Travis' suggestion doesn't have the this problem, or the problem with sequences. We can define:

  enum VideoFacingModeEnum {
    "user",
    "environment",
    "left",
    "right"
    "other" = default
  };

and blah turns into facingMode: ["user", "other", "left"] just fine.
Comment 10 Jan-Ivar Bruaroey [:jib] 2014-09-11 07:13:52 UTC
(In reply to Cameron McCormack from comment #8)
> For HTMLCanvasElement.getContext, I'm thinking now that a DOMString
> expresses the intent better: context names can be any string, and the
> defined behaviour of getContext is to return null for a context type it
> doesn't support.

Except there are only a few defined and implemented values: "2d", "experimental-webgl" and "webgl". I think in c++ this would have been an enum. To add another value, we'd add another value and recompile everything (because that's c++), and we'd get more structured documentation.
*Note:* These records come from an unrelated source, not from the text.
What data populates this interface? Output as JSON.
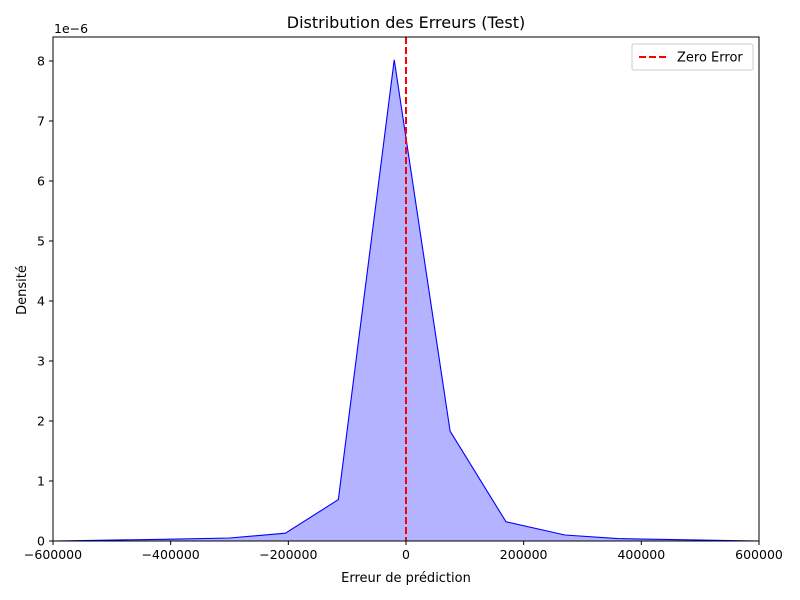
{
  "chart_data": {
    "type": "area",
    "title": "Distribution des Erreurs (Test)",
    "xlabel": "Erreur de prédiction",
    "ylabel": "Densité",
    "y_offset_label": "1e−6",
    "xlim": [
      -600000,
      600000
    ],
    "ylim": [
      0,
      8.4
    ],
    "y_scale": "1e-6",
    "x_ticks": [
      -600000,
      -400000,
      -200000,
      0,
      200000,
      400000,
      600000
    ],
    "y_ticks": [
      0,
      1,
      2,
      3,
      4,
      5,
      6,
      7,
      8
    ],
    "grid": false,
    "legend_position": "top-right",
    "series": [
      {
        "color": "#0000ff",
        "fill": "#b3b3ff",
        "x": [
          -600000,
          -400000,
          -300000,
          -205000,
          -115000,
          -20000,
          75000,
          170000,
          270000,
          360000,
          600000
        ],
        "y": [
          0.0,
          0.03,
          0.05,
          0.13,
          0.69,
          8.02,
          1.83,
          0.32,
          0.1,
          0.04,
          0.0
        ]
      }
    ],
    "reference_lines": [
      {
        "x": 0,
        "label": "Zero Error",
        "color": "#ff0000",
        "style": "dashed"
      }
    ]
  }
}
Thank goodness getContext only has three values: 
https://developer.mozilla.org/en-US/docs/Web/API/HTMLCanvasElement#Methods

> For HTMLInputElement.type (an IDL attribute "limited to only known values"),
> assigning any string causes the content attribute to be given that value,
> but getting its value will only the default value (or the empty string for
> some) if the value of the content attribute is not valid.  The behaviour
> here seems a bit different from HTMLCanvasElement.getContext.

Having behavior - or how a type is used - influence the validity checking of the type, seems bound to break down since the same type may be used in several places.

Shouldn't the same typing apply regardless of which mechanism I use? Right now I don't see the rationale for why:

  Foo.type = "blah";               // doesn't throw.
  Foo.setType("blah");             // throws.
  var x = new Foo({type: "blah"}); // throws.

when they're all trying to do the same thing.